Missing-child alert system to be tested
The statewide alarm begun a year ago has been used just once
State and county officials were scheduled to conduct a test of Hawaii's MAILE AMBER Alert at 11:45 this morning.
Today is the first anniversary of the statewide alert system for missing or abducted children. It is also the 21st anniversary of the abduction and murder of 6-year-old Maile Gilbert of Kailua, one of the children for whom the program is named. The other is 9-year-old Amber Hagerman of Texas, who was abducted and murdered in 1996.
The MAILE AMBER Alert plan is a partnership between local radio and television broadcasters, the four county police departments and state Civil Defense, Department of Transportation and Department of the Attorney General's Missing Child Center-Hawaii.

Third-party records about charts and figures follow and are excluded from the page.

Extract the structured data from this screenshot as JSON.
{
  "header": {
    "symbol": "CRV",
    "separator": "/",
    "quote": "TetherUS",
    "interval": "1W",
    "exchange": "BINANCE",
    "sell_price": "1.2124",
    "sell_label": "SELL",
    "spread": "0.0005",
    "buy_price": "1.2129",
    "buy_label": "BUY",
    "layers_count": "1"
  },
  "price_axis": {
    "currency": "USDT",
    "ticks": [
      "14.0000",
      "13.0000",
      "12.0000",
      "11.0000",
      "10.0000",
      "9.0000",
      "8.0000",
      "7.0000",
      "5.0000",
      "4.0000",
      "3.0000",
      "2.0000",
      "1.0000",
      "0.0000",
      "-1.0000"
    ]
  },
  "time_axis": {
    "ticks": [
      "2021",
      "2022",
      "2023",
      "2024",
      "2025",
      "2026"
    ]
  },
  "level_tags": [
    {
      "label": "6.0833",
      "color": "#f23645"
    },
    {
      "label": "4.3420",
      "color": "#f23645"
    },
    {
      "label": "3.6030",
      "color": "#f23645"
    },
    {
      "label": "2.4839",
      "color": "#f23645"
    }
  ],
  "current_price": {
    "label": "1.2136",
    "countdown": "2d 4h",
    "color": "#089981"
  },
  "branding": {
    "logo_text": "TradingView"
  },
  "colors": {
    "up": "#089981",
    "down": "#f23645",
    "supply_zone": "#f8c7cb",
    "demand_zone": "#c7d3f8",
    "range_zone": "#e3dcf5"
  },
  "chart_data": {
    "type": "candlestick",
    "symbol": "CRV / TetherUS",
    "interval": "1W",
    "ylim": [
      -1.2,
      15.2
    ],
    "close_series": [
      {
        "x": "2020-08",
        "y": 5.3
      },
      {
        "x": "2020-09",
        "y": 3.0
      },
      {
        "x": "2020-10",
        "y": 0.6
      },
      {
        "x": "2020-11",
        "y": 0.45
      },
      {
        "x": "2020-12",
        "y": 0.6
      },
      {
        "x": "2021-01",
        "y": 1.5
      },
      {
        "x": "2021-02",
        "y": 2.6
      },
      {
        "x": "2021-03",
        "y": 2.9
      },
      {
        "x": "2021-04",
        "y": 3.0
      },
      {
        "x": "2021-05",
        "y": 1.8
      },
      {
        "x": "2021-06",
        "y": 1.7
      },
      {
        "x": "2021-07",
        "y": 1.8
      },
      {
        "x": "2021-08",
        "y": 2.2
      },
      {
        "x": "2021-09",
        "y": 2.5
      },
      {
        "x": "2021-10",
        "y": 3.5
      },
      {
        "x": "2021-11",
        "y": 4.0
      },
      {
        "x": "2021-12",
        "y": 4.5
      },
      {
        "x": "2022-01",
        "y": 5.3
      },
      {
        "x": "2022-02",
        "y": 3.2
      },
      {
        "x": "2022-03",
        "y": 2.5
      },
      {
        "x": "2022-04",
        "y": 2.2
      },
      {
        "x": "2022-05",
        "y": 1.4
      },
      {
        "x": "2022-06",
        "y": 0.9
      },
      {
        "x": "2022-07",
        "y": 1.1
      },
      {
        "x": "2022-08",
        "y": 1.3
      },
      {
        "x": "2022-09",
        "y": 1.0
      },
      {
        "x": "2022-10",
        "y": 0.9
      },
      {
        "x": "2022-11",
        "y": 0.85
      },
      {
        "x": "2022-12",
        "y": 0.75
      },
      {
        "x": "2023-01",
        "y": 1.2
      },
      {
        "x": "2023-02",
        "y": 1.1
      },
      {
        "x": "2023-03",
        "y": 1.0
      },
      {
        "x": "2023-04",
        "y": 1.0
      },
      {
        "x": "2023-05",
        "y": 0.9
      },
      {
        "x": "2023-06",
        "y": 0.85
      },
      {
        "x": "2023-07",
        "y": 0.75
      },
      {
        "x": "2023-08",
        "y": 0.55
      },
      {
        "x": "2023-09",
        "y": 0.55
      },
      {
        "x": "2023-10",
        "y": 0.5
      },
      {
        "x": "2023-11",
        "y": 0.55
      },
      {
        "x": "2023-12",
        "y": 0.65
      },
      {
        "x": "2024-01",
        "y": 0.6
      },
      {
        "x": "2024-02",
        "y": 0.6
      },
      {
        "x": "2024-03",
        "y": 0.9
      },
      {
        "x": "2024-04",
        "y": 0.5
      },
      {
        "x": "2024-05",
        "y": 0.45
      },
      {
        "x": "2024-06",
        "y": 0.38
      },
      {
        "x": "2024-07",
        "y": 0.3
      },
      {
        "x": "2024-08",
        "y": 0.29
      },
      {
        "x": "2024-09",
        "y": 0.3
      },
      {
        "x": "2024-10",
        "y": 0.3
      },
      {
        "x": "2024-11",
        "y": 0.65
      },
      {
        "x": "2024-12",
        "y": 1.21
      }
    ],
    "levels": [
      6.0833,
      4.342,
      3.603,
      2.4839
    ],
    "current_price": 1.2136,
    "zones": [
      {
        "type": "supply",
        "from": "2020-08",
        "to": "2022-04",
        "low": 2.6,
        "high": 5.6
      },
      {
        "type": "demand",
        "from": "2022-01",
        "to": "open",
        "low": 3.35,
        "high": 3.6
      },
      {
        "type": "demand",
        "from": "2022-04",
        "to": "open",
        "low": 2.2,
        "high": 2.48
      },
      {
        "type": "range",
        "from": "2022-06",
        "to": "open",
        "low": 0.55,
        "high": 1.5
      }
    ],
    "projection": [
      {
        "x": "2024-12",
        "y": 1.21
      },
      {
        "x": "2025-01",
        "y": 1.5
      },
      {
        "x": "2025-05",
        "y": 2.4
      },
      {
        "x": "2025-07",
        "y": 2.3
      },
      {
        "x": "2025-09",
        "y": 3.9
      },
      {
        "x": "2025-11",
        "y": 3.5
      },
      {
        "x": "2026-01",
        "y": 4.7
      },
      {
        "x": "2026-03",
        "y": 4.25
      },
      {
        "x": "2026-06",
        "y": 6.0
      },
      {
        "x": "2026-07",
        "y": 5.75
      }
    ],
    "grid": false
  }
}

A test is conducted twice per year to ensure that equipment and procedures in each county are working properly. Today's test will be initiated by Hawaii County police.
So far, the alert has been activated just once, on June 22, 2005. A mother left her 4-month-old daughter in her vehicle with the engine running in the parking lot of the Nuuanu 7-Eleven. A thief stole the vehicle but abandoned it about an hour later in Moanalua. The girl was found uninjured in the vehicle.
Charlene Takeno, Missing Child Center-Hawaii director, said there is not enough evidence to determine whether the MAILE AMBER alert was a factor in the safe recovery of the child.